Personal information
- Full name: Stanley Lesley Goagoseb
- Date of birth: 7 March 1967 (age 59)
- Place of birth: Windhoek, South West Africa
- Positions: Defender; midfielder;

Senior career*
- Years: Team / Apps / (Gls)
- 1984–2003: Civics

International career
- 1992–1999: Namibia / 38 / (1)

Medal record
Men's football
Representing Namibia
COSAFA Cup
| Runner-up | 1997 Southern Africa |  |
| Runner-up | 1999 Southern Africa |  |

= Stanley Goagoseb =

Namibian footballer

Stanley Goagoseb (born 7 March 1967) is a Namibian retired footballer who played as a defender or midfielder. He played internationally with Namibia and appeared at the 1998 Africa Cup of Nations. Goagoseb started his career as a midfielder, before transferring to a defender in his later career. He was often known by the nicknames Tiger or Big Cat.

==Early life==
Goagoseb was born in Windhoek in 1967, but at the age of one, his family was forced to relocate to Katutura. Goagoseb attended multiple schools, including A.I Steenkamp (alongside future national team player and manager Lucky Richter), Jan Jonker Afrikaner High School, Braunfels Boys Boarding School and Ella Du Plessis High School.

==Club career==
His started his career at Civics in 1984 at the age of 17, where he would remain for the entirety of his career.

==International career==
He made his debut for Namibia in 1992, as a second-half substitute in a 3–0 defeat to Madagascar.

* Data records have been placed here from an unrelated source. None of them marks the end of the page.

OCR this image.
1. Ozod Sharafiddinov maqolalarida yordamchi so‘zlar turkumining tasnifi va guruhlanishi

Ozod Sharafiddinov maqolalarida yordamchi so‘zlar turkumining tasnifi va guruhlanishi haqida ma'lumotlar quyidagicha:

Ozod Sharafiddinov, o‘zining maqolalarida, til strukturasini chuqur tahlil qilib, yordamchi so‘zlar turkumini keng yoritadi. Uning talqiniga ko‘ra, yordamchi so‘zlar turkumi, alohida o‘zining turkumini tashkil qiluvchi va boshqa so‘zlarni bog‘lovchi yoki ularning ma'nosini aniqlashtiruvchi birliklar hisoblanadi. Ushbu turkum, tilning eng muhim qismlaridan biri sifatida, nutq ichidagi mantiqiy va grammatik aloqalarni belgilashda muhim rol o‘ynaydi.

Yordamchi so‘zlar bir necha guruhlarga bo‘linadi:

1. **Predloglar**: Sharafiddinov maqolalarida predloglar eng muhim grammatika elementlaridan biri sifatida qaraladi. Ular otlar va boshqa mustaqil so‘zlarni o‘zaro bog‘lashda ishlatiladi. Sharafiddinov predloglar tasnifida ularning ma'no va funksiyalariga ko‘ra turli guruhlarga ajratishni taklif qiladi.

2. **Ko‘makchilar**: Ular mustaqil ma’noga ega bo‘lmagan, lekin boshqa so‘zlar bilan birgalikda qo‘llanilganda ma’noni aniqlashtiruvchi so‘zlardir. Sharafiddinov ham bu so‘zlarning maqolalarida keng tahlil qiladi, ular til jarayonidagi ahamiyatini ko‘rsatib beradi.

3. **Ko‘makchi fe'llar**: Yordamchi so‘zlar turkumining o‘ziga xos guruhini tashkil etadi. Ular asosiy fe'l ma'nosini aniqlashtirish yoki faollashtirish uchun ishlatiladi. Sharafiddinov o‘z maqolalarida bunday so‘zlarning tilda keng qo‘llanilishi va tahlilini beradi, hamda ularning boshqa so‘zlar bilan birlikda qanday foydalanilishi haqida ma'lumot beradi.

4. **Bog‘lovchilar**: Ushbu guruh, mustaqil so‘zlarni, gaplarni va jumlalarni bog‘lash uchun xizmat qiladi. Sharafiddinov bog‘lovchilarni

Goagoseb was part of the Namibia squad at the 1998 Africa Cup of Nations, and made three appearances as Namibia were eliminated in the group stage.

==Personal life==
Goagoseb retired as a player in 2003 but remained active in football as a youth coach. He worked as a farmer in the Mariental area. He later became a self-made merchandiser in clothes and footwear in Johannesburg. He is divorced and father of seven children.